Não há dúvida de que a decisão do ministro Luís Roberto Barroso pedia uma reação institucional do Senado, mas não a atitude impulsiva que se viu. Fez-se uma busca e apreensão no Congresso sobre fatos que teriam ocorrido há, no mínimo, cinco anos, quando Fernando Bezerra não tinha mandato de senador. Na ocasião, ele ocupava a chefia do Ministério da Integração Nacional. Por que buscar elementos probatórios de 2012 a 2014 no gabinete que o senador ocupa apenas desde o início deste ano?

O caso suscita ainda mais dúvidas pelo fato de que a Procuradoria-Geral da República (PGR) foi contrária à busca e apreensão. Consultada a respeito do pedido da Polícia Federal, a PGR entendeu que não havia indícios suficientes a justificar o pedido. As alegações da Polícia Federal baseavam-se em três delações, que indicam que Fernando Bezerra e o filho teriam recebido R$ 5,538 milhões em propinas envolvendo as obras de transposição do Rio São Francisco.

Em respeito tanto à separação dos Poderes como às prerrogativas do Congresso, apenas informações provenientes de delação não bastam para a Justiça autorizar busca e apreensão nas dependências do Legislativo. Caso contrário, institucionaliza-se a perseguição política por meio do Judiciário. Os outros elementos noticiados, como, por exemplo, uma gravação entre um delator e um operador discutindo a forma do pagamento de um empréstimo, eram, no mínimo, duvidosos para fundamentar a diligência policial no Congresso.

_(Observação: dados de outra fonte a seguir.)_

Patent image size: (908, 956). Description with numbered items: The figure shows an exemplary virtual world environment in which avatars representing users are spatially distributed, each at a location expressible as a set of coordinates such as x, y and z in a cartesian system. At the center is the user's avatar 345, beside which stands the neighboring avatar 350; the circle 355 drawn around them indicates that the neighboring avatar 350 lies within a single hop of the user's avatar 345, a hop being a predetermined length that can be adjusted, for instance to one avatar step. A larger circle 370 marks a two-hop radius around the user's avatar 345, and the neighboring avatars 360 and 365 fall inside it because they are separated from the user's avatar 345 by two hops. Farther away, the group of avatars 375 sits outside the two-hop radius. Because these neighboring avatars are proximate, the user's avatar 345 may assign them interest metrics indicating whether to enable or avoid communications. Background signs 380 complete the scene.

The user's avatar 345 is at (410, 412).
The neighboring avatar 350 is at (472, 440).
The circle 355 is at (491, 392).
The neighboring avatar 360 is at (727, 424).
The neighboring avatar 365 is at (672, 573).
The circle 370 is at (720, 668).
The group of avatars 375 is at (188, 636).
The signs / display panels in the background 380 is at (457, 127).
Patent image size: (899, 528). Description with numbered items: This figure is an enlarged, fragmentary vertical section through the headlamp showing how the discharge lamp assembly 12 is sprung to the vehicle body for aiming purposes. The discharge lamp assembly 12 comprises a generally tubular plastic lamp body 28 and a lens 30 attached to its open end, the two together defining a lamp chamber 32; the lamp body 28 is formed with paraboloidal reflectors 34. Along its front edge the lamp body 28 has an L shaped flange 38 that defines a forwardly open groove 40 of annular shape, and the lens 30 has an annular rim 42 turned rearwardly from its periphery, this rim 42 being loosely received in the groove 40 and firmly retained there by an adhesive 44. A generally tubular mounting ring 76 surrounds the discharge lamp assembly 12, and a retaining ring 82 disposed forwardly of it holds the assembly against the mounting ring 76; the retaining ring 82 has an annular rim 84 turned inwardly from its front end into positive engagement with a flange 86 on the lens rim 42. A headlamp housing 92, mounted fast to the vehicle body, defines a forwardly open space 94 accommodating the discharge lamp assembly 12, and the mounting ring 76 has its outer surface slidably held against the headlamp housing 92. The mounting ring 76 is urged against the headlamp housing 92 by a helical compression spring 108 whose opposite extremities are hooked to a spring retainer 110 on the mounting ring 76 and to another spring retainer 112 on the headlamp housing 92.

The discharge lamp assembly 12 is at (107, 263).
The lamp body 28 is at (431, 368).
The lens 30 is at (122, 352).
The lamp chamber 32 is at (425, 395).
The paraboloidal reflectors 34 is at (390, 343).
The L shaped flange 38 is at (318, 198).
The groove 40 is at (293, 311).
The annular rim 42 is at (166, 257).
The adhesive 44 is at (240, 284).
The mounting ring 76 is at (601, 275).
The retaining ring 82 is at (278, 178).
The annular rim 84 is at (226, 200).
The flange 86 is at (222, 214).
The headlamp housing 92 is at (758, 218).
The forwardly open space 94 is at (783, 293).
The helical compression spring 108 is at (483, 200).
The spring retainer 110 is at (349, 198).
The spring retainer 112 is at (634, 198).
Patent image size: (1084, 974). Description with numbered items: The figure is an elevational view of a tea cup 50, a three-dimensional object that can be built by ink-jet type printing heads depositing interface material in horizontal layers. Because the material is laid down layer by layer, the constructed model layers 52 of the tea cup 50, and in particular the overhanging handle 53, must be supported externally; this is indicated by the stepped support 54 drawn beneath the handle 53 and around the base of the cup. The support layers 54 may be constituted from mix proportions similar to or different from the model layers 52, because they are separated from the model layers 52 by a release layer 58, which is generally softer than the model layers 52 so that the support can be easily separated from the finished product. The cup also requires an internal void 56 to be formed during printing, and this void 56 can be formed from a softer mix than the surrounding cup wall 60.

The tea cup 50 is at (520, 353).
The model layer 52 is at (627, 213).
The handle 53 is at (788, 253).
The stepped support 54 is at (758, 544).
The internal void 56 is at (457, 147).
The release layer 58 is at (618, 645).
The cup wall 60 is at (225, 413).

A reação do Congresso a esse avanço desproporcional da Justiça deveria ter sido dada no campo jurídico. Há meios legais para isso. Adiar a reforma da Previdência como resposta à decisão do ministro Luís Roberto Barroso é cometer um novo erro, fazendo do País o maior prejudicado desse triste episódio. Se o Senado tem razão em apontar a fragilidade dos elementos que fundamentam as diligências no Congresso - o que em tese possibilita vislumbrar caráter político na decisão judicial -, a Casa comete o mesmo erro de confusão de esferas, ao dar uma irresponsável resposta política ao equívoco jurídico.

O País não avançará no combate à corrupção permitindo diligências sem uma motivação razoável, que margeiam o arbítrio. O Congresso merece respeito, bem como as liberdades e garantias individuais. Mas o País também não avançará se o Senado achar que os erros da Justiça autorizam a Casa a tratar irresponsavelmente o interesse público. Que cada Poder cumpra com esmero o seu papel.